BOJ Rate Hike Could Shake Markets, Put Bitcoin in the Crosshairs
The Bank of Japan is preparing to lift interest rates at its December policy meeting, potentially pushing the benchmark to its highest level since 1995 and sending ripples across global markets, including cryptocurrencies.
Sources told Bloomberg that policymakers are leaning toward a 25-basis-point hike to 0.75% at the Dec. 19 meeting, provided there are no major shocks to global markets or Japan’s economy. Following the report, the yen strengthened, rising from just above 155 to around 154.56 per dollar.
The move threatens the yen-funded carry trade, a long-standing strategy where hedge funds borrow yen at ultra-low rates to fund leveraged positions in higher-yielding assets. Higher Japanese rates make this trade less attractive and could trigger repositioning in leveraged markets, including bitcoin.
A stronger yen often coincides with risk-off sentiment, which could tighten liquidity that recently supported BTC’s rebound from November lows. Bitcoin dipped toward $86,000 earlier this week before recovering to over $93,000 alongside U.S. equities, highlighting its sensitivity to global rate expectations.

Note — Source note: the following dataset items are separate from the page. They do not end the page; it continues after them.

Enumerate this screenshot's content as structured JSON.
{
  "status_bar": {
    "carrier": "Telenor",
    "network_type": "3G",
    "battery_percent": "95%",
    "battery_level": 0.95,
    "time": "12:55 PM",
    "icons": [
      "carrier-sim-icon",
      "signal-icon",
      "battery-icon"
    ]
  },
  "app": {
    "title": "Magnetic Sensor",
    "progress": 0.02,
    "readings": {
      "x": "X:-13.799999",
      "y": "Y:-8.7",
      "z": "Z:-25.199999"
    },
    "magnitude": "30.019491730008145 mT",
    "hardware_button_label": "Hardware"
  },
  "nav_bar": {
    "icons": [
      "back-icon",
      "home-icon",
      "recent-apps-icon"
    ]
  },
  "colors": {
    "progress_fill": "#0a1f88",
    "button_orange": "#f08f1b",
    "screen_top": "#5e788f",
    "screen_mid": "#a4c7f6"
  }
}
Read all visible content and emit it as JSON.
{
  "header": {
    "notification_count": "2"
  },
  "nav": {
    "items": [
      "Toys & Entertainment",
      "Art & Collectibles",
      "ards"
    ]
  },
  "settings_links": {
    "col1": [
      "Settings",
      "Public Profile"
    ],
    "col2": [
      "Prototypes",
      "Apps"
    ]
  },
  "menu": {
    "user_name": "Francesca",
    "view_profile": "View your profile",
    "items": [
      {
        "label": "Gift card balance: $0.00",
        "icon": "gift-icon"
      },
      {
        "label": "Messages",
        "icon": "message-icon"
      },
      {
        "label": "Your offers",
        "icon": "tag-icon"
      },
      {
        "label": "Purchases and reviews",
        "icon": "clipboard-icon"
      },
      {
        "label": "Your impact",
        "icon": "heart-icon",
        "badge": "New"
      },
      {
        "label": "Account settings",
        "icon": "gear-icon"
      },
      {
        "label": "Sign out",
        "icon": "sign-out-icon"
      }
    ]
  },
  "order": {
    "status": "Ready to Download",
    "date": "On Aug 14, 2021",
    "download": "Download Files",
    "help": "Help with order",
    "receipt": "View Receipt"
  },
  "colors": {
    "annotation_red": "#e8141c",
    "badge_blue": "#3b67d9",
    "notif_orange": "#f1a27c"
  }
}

Governor Kazuo Ueda said the board will make an “appropriate decision” on rates, while market pricing implies almost a 90% chance of a December hike. Officials may signal readiness for further tightening but remain cautious about committing to a defined path.
For bitcoin traders, the key risk lies in the disruption of a decades-long source of global liquidity. Rising yen funding costs could prompt leveraged funds to cut BTC exposure, though a measured BOJ tightening may have only limited near-term impact, particularly as U.S. rate-cut expectations grow.